Throughout my career supporting advancement of businesswomen, I have found that communities thrive when everyone has a seat at the table — and an equal opportunity to be seated.
At the Colorado Women’s Chamber of Commerce, we are committed to providing women the support, visibility and access they need to thrive in business. In Colorado, this mission is more relevant than ever. Roughly 86% of women-owned businesses have only one employee, and Colorado is nearly last in the nation for the number of women on publicly traded boards of directors.
These statistics have to change — and we can’t do this work alone.
Last week, we saw a surge of support from partners who share our commitment to work toward gender and pay equity in Colorado.
Events hosted by Comcast and the Colorado Women’s Foundation, Denver Mayor Michael Hancock’s office and the Colorado Classic bike race presented by VF Corp. and Vail Resorts, highlighted the power of women in sports and in the workplace.
As we heard last week, equity doesn’t begin at work.
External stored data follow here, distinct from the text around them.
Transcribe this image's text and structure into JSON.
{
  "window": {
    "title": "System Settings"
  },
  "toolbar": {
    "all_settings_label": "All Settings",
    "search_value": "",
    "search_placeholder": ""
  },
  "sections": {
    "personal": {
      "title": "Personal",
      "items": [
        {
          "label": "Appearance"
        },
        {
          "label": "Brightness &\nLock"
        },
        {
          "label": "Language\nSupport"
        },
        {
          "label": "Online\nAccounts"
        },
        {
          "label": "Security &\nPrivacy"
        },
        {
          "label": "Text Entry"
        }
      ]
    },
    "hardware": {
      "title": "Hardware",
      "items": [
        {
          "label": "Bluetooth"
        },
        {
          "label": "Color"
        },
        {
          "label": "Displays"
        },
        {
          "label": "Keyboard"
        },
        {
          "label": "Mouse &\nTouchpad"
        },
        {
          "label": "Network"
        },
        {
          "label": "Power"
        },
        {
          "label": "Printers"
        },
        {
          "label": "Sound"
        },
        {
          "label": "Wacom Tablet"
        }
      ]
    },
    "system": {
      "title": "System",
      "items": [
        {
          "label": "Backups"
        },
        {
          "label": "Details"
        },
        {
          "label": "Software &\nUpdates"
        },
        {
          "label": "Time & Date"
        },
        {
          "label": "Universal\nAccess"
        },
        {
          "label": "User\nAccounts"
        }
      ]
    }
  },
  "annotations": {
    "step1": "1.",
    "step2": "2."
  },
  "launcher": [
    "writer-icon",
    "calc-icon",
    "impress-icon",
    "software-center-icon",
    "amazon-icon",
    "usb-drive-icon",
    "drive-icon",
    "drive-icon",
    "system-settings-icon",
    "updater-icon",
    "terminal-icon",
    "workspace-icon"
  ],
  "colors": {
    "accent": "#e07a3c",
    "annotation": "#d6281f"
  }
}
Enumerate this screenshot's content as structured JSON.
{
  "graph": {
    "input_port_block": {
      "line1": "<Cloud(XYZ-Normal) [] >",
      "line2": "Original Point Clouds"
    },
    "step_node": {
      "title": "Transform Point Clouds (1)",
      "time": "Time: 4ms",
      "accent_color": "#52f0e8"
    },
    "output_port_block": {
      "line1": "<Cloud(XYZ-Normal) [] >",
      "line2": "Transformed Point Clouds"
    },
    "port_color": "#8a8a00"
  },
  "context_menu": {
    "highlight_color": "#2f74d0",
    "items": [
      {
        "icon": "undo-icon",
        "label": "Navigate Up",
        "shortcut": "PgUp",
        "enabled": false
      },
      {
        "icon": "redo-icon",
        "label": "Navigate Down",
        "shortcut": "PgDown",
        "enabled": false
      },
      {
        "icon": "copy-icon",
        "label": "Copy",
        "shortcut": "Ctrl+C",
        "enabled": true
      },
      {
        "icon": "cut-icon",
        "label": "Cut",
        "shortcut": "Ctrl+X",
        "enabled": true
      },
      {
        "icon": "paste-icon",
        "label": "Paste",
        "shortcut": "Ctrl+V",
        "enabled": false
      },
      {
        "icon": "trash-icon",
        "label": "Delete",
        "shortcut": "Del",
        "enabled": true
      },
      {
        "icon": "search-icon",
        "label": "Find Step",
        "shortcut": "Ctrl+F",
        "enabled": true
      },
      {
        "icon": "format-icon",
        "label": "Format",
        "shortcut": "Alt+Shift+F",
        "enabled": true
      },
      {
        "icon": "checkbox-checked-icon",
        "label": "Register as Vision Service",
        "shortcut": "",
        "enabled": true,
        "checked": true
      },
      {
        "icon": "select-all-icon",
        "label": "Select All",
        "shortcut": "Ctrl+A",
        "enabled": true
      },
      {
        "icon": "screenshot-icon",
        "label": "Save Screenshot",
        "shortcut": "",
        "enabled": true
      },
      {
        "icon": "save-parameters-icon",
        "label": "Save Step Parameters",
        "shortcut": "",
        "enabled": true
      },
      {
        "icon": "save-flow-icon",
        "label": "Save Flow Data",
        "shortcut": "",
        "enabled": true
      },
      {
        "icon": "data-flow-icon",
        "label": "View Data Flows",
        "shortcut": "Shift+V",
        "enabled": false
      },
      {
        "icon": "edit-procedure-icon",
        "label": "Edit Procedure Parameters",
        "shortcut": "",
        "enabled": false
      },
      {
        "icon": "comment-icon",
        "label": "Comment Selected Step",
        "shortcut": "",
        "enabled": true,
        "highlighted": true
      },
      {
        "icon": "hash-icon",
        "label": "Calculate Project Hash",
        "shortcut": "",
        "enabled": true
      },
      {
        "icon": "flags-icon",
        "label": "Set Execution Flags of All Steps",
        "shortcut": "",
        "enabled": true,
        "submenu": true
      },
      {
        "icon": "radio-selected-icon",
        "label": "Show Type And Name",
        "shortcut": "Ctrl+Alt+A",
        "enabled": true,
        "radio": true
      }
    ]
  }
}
It begins in homes, schools, libraries and community centers across Colorado and the nation. The connection to educational and economic opportunities begins with inclusive and equitable access to information and digital technology.
It’s refreshing to see major corporate players such as Comcast, VF Corp. and Vail Resorts combining resources with our governmental and nonprofit leaders to support initiatives to level the playing field and increase equity — of opportunity, of pay, of access. Influential companies can lead the way when it comes to equity and equality. They are instrumental if these issues are to be seriously considered in boardrooms and in the mainstream business culture.
Last week, U.S. Olympic Gold Medalist hockey players Jocelyne Lamoureux-Davidson and Monique Lamoureux-Morando joined with David L. Cohen, Comcast senior executive vice president and chief diversity officer, to raise awareness about the importance of digital inclusion and the connection to pay equity. The sisters, who were instrumental in Team USA’s defeat of Canada for the gold in the Olympic Winter Games in PyeongChang, are passionate advocates for gender equity.
Additionally, Angela Ruggiero, USA Hockey Olympic gold medalist, and Kathryn Bertine, author, documentary filmmaker and pro cyclist, shared their courageous journeys to tackle gender equity through expanding digital inclusion and embracing technology initiatives. These athletes turned advocates urged us to take a strong stand and tackle these inequities.
Opportunity begins by providing the necessary foundation, inclusion, access and education for all people to advance into leadership. Opportunity begins by closing the digital divide, which will enable more girls and women to attain careers and earn equitable incomes. This in turn will create long-term economic security.
Opportunity is also made possible by connecting the right people to the right resources, such as broadband access, educational resources and job training. Through programs such as Comcast’s Internet Essentials, more women and families will have access to the internet at home, which is crucial to connect them with the digital resources they need to succeed in school and the workforce.
As the Lamoureux twins and the incredible female cyclists in Colorado last week will attest, we go further and achieve more when we work as a team, engaging partners in business and philanthropy to continue to expand opportunities and access for all.
Dozens of corporations and organizations are leading the way on these initiatives today. But we all play a part in making digital inclusion, education access and equity a reality in Colorado. I encourage you to reflect on your own place on the team and how your position could contribute to these important shared goals of equity and inclusion.
Let’s all do our part to tackle these statistics and create much-needed change for our community.
Kristen Blessman is the president & CEO of the Colorado Women’s Chamber of Commerce.